Ketidaksamaan sosial vertikal : Perbedaan antar individu atau kelompok dalam masyarakat yang menunjukkan adanya tingkatan lebih rendah atau lebih tinggi. Ketidaksamaan sosial vertical disebut juga stratifikasi sosial. Contohnya perbedaan kekayaan, pendidikan, keturunan dan kekuasaan.   Pengelompokan manusia berdasarkan ciri fisik meliputi jenis kelamin, warna kulit, rambut, bentuk dan tinggi badan, dan lain-lain. Sedangkan pengelompokan manusia berdasarkan ciri nonfisik atau ciri sosial budaya  meliputi kecerdasan, keterampilan, minat, bakat, dan motivasi.      
                       Faktor-faktor yang membentuk ketidaksamaan sosial antara lain sebagai berikut.  
a.       Keadaan geografis. . Geografis yang dapat menghasilkan perbedaan mata pencaharaian.
b.      Etnis.
c.       Potensi/kemampuan diri. Kemampuan atau potensi diri yang dapat menghasilkan perbedaan atas dasar profesi, kekayaan, hobi, dan sebagainya.

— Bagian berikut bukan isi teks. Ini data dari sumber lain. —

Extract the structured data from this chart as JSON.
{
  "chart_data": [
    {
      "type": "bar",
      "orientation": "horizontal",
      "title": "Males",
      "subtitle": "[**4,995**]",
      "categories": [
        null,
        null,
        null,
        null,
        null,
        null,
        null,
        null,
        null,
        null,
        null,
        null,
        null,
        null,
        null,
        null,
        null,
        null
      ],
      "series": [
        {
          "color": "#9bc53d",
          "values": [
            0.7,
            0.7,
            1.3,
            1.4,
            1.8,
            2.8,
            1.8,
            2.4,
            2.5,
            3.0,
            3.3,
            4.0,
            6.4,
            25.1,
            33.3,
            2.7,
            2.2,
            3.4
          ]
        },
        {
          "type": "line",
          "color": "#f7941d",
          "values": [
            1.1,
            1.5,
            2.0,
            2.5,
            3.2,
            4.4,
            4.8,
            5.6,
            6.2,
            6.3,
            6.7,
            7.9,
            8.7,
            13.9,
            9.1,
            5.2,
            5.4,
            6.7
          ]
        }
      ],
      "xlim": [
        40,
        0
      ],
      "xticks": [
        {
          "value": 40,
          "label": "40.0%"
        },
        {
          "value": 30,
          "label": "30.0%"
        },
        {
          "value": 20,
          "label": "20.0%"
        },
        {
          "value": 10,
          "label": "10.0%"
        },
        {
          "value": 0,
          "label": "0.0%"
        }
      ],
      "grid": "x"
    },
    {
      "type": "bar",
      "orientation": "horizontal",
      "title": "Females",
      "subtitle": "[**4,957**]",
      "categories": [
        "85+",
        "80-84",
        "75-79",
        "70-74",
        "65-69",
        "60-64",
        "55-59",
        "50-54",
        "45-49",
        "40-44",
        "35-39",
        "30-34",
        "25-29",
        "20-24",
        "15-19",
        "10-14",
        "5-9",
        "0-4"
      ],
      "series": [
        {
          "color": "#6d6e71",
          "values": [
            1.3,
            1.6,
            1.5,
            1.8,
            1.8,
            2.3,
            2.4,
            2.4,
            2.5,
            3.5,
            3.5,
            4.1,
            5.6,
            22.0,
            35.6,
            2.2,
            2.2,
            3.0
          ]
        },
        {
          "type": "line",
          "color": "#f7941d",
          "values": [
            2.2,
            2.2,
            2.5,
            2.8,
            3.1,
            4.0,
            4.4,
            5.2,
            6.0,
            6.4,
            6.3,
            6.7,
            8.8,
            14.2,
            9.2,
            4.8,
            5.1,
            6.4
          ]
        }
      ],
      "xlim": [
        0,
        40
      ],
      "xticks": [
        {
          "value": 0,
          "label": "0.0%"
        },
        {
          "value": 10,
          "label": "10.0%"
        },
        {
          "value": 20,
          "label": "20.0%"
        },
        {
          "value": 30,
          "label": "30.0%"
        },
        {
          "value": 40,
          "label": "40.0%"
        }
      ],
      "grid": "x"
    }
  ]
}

d.      Latar belakang sosial yang dapat menghasilkan perbedaan tingkat pendidikan, peranan, prestise, dan kekuasaan.
e.      Ciri fisik yang dapat menghasilkan perbedaan atas dasar jenis kelamin, warna kulit, maupun ukuran tubuh.

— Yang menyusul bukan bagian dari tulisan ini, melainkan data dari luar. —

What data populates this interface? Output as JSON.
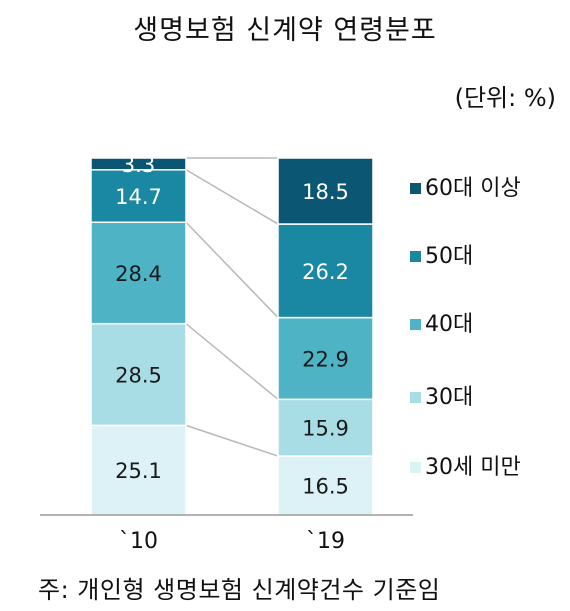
{
  "title": "생명보험 신계약 연령분포",
  "unit": "(단위: %)",
  "note": "주: 개인형 생명보험 신계약건수 기준임",
  "colors": {
    "60plus": "#0b5673",
    "50s": "#1a87a3",
    "40s": "#4fb3c6",
    "30s": "#a9dde6",
    "under30": "#ddf2f6"
  },
  "chart_data": {
    "type": "bar",
    "stacked": true,
    "categories": [
      "`10",
      "`19"
    ],
    "ylim": [
      0,
      100
    ],
    "series": [
      {
        "name": "30세 미만",
        "color_key": "under30",
        "values": [
          25.1,
          16.5
        ]
      },
      {
        "name": "30대",
        "color_key": "30s",
        "values": [
          28.5,
          15.9
        ]
      },
      {
        "name": "40대",
        "color_key": "40s",
        "values": [
          28.4,
          22.9
        ]
      },
      {
        "name": "50대",
        "color_key": "50s",
        "values": [
          14.7,
          26.2
        ]
      },
      {
        "name": "60대 이상",
        "color_key": "60plus",
        "values": [
          3.3,
          18.5
        ]
      }
    ],
    "legend_position": "right"
  }
}
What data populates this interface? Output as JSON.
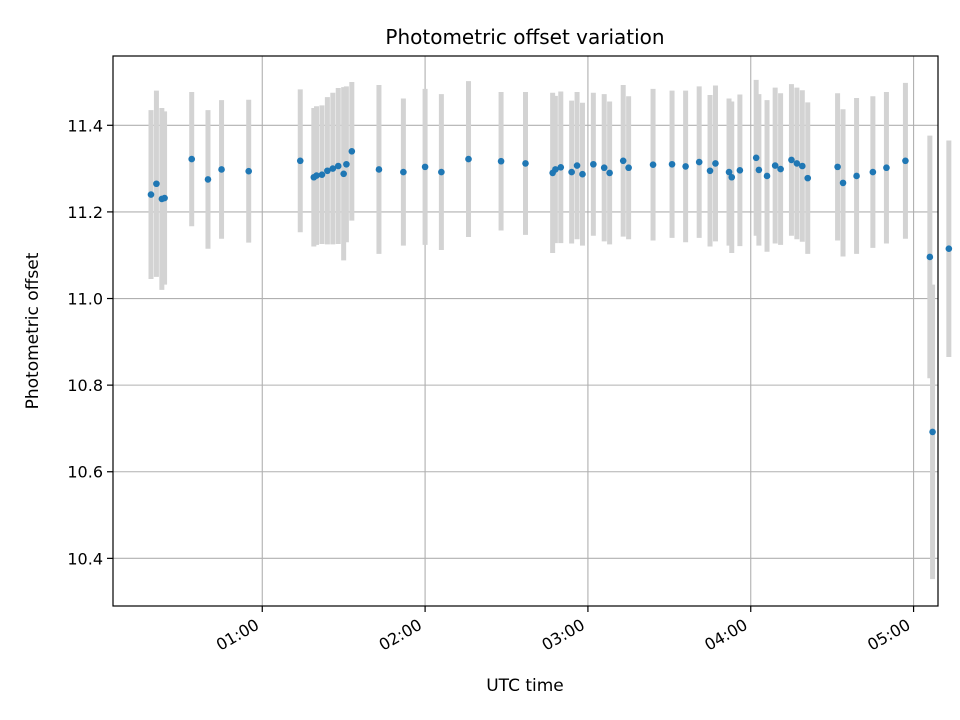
{
  "chart_data": {
    "type": "scatter",
    "title": "Photometric offset variation",
    "xlabel": "UTC time",
    "ylabel": "Photometric offset",
    "x_tick_labels": [
      "01:00",
      "02:00",
      "03:00",
      "04:00",
      "05:00"
    ],
    "x_ticks": [
      "01:00",
      "02:00",
      "03:00",
      "04:00",
      "05:00"
    ],
    "y_ticks": [
      10.4,
      10.6,
      10.8,
      11.0,
      11.2,
      11.4
    ],
    "xlim": [
      "00:05",
      "05:09"
    ],
    "ylim": [
      10.29,
      11.56
    ],
    "grid": true,
    "colors": {
      "point": "#1f77b4",
      "errorbar": "#d3d3d3",
      "grid": "#b0b0b0"
    },
    "series": [
      {
        "x": [
          "00:19",
          "00:21",
          "00:23",
          "00:24",
          "00:34",
          "00:40",
          "00:45",
          "00:55",
          "01:14",
          "01:19",
          "01:20",
          "01:22",
          "01:24",
          "01:26",
          "01:28",
          "01:30",
          "01:31",
          "01:33",
          "01:43",
          "01:52",
          "02:00",
          "02:06",
          "02:16",
          "02:28",
          "02:37",
          "02:47",
          "02:48",
          "02:50",
          "02:54",
          "02:56",
          "02:58",
          "03:02",
          "03:06",
          "03:08",
          "03:13",
          "03:15",
          "03:24",
          "03:31",
          "03:36",
          "03:41",
          "03:45",
          "03:47",
          "03:52",
          "03:53",
          "03:56",
          "04:02",
          "04:03",
          "04:06",
          "04:09",
          "04:11",
          "04:15",
          "04:17",
          "04:19",
          "04:21",
          "04:32",
          "04:34",
          "04:39",
          "04:45",
          "04:50",
          "04:57",
          "05:06",
          "05:07",
          "05:13"
        ],
        "y": [
          11.24,
          11.265,
          11.23,
          11.232,
          11.322,
          11.275,
          11.298,
          11.294,
          11.318,
          11.28,
          11.284,
          11.286,
          11.295,
          11.3,
          11.306,
          11.288,
          11.31,
          11.34,
          11.298,
          11.292,
          11.304,
          11.292,
          11.322,
          11.317,
          11.312,
          11.29,
          11.298,
          11.303,
          11.292,
          11.307,
          11.287,
          11.31,
          11.302,
          11.29,
          11.318,
          11.302,
          11.309,
          11.31,
          11.305,
          11.315,
          11.295,
          11.312,
          11.292,
          11.28,
          11.296,
          11.325,
          11.297,
          11.283,
          11.307,
          11.299,
          11.32,
          11.312,
          11.306,
          11.278,
          11.304,
          11.267,
          11.283,
          11.292,
          11.302,
          11.318,
          11.096,
          10.692,
          11.115
        ],
        "yerr": [
          0.195,
          0.215,
          0.21,
          0.2,
          0.155,
          0.16,
          0.16,
          0.165,
          0.165,
          0.16,
          0.16,
          0.16,
          0.17,
          0.175,
          0.18,
          0.2,
          0.18,
          0.16,
          0.195,
          0.17,
          0.18,
          0.18,
          0.18,
          0.16,
          0.165,
          0.185,
          0.17,
          0.175,
          0.165,
          0.17,
          0.165,
          0.165,
          0.17,
          0.165,
          0.175,
          0.165,
          0.175,
          0.17,
          0.175,
          0.175,
          0.175,
          0.18,
          0.17,
          0.175,
          0.175,
          0.18,
          0.175,
          0.175,
          0.18,
          0.175,
          0.175,
          0.175,
          0.175,
          0.175,
          0.17,
          0.17,
          0.18,
          0.175,
          0.175,
          0.18,
          0.28,
          0.34,
          0.25
        ]
      }
    ]
  }
}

              f.     Budaya yang dapat menghasilkan perbedaan atas dasar sistem kepercayaan atau agama,  
                        ideologi, sistem nilai, norma, dan kekerabatan.
b. Bentuk-bentuk struktur sosial menurut para ahli adalah sebagai berikut.
     1)   Peter M. Blau
               Bentuk struktur sosial menurut Peter M. Blau dibagi menjadi dua yaitu sebagai berikut.
a)      Intersected
               Suatu struktur sosial dikatakan intersected apabila keanggotaan  dalam kelompok-kelompok     
               sosial yang ada bersifat menyilang (interseksi), artinya bahwa keanggotaan dalam kelompok                 
               sosial tersebut memiliki latar belakang ras, suku bangsa, ataupun agama yang berbeda.

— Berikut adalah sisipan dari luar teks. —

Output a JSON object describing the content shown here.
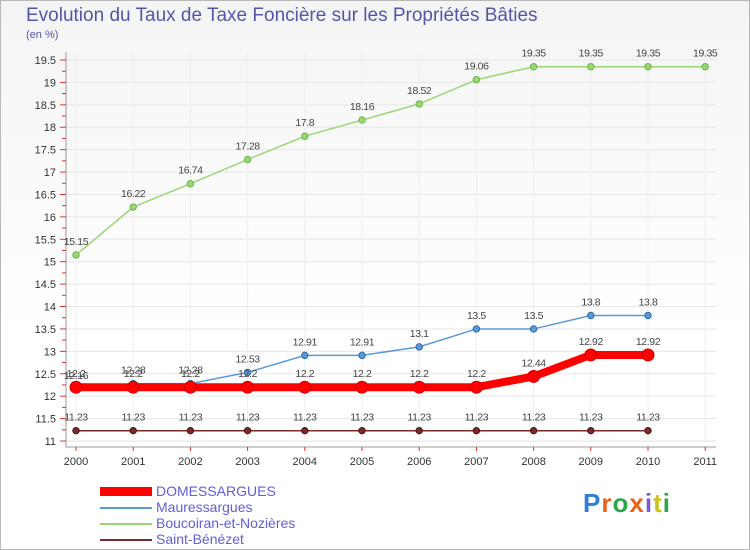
{
  "title": "Evolution du Taux de Taxe Foncière sur les Propriétés Bâties",
  "unit_label": "(en %)",
  "brand": {
    "letters": [
      "P",
      "r",
      "o",
      "x",
      "i",
      "t",
      "i"
    ],
    "colors": [
      "#2f7fd6",
      "#e8621e",
      "#2fa64a",
      "#e8621e",
      "#7a5bd0",
      "#c9c21e",
      "#2fa64a"
    ]
  },
  "chart_data": {
    "type": "line",
    "title": "Evolution du Taux de Taxe Foncière sur les Propriétés Bâties",
    "ylabel": "(en %)",
    "xlabel": "",
    "x_ticks": [
      "2000",
      "2001",
      "2002",
      "2003",
      "2004",
      "2005",
      "2006",
      "2007",
      "2008",
      "2009",
      "2010",
      "2011"
    ],
    "y_ticks": [
      "11",
      "11.5",
      "12",
      "12.5",
      "13",
      "13.5",
      "14",
      "14.5",
      "15",
      "15.5",
      "16",
      "16.5",
      "17",
      "17.5",
      "18",
      "18.5",
      "19",
      "19.5"
    ],
    "ylim": [
      11,
      19.5
    ],
    "series": [
      {
        "name": "DOMESSARGUES",
        "color": "#ff0000",
        "values": [
          12.2,
          12.2,
          12.2,
          12.2,
          12.2,
          12.2,
          12.2,
          12.2,
          12.44,
          12.92,
          12.92
        ],
        "labels": [
          "12.2",
          "",
          "",
          "12.2",
          "12.2",
          "12.2",
          "12.2",
          "12.2",
          "12.44",
          "12.92",
          "12.92"
        ]
      },
      {
        "name": "Mauressargues",
        "color": "#5b9bd5",
        "values": [
          12.16,
          12.28,
          12.28,
          12.53,
          12.91,
          12.91,
          13.1,
          13.5,
          13.5,
          13.8,
          13.8
        ],
        "labels": [
          "12.16",
          "12.28",
          "12.28",
          "12.53",
          "12.91",
          "12.91",
          "13.1",
          "13.5",
          "13.5",
          "13.8",
          "13.8"
        ]
      },
      {
        "name": "Boucoiran-et-Nozières",
        "color": "#9bd675",
        "values": [
          15.15,
          16.22,
          16.74,
          17.28,
          17.8,
          18.16,
          18.52,
          19.06,
          19.35,
          19.35,
          19.35,
          19.35
        ],
        "labels": [
          "15.15",
          "16.22",
          "16.74",
          "17.28",
          "17.8",
          "18.16",
          "18.52",
          "19.06",
          "19.35",
          "19.35",
          "19.35",
          "19.35"
        ]
      },
      {
        "name": "Saint-Bénézet",
        "color": "#7a2a2a",
        "values": [
          11.23,
          11.23,
          11.23,
          11.23,
          11.23,
          11.23,
          11.23,
          11.23,
          11.23,
          11.23,
          11.23
        ],
        "labels": [
          "11.23",
          "11.23",
          "11.23",
          "11.23",
          "11.23",
          "11.23",
          "11.23",
          "11.23",
          "11.23",
          "11.23",
          "11.23"
        ]
      }
    ],
    "extra_labels": [
      {
        "series": "DOMESSARGUES",
        "index": 1,
        "text": "12.2"
      },
      {
        "series": "DOMESSARGUES",
        "index": 2,
        "text": "12.2"
      }
    ],
    "legend": "bottom-left"
  }
}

               Misalnya, masyarakat indonesia  merupakan masyarakat yang terdiri dari macam-macam   
budaya, suku bangsa, dan agama yang berbeda-beda .   
b)      Consolidated
               Suatu struktur sosial dikatakan consolidated apabila terjadi tumpang tindih parameter (tolak      
               ukur) dan mengakibatkan penguatan identitas keanggotaan dalam sebuah kelompok sosial.  
               Pada proses tersebut, kelompok sosial berkembang menjadi wadah bagi individu-individu yang  
               memiliki latar belakang ras, suku, kebiasaan, dan kepercayaan yang sama.  
 
     2)    Nasikun
              Nasikun berpendapat bahwa dalam konteks Indonesia, struktur sosial dapat dilihat secara  
              horizontal dan vertical. Struktur sosial horizontal ditandai dengan adanya kesatuan sosial  
              berdasarkan perbedaan suku bangsa, agama,dan adat. Sedangkan struktur sosial  vertikal
              ditandai dengan adanya kesatuan sosial  berdasarkan perbedaan lapisan-lapisan sosial. Struktur
              sosial horizontal disebut sebagai diferensasi sosial, sedangkan struktur sosial vertikal disebut
              juga stratifikasi sosial.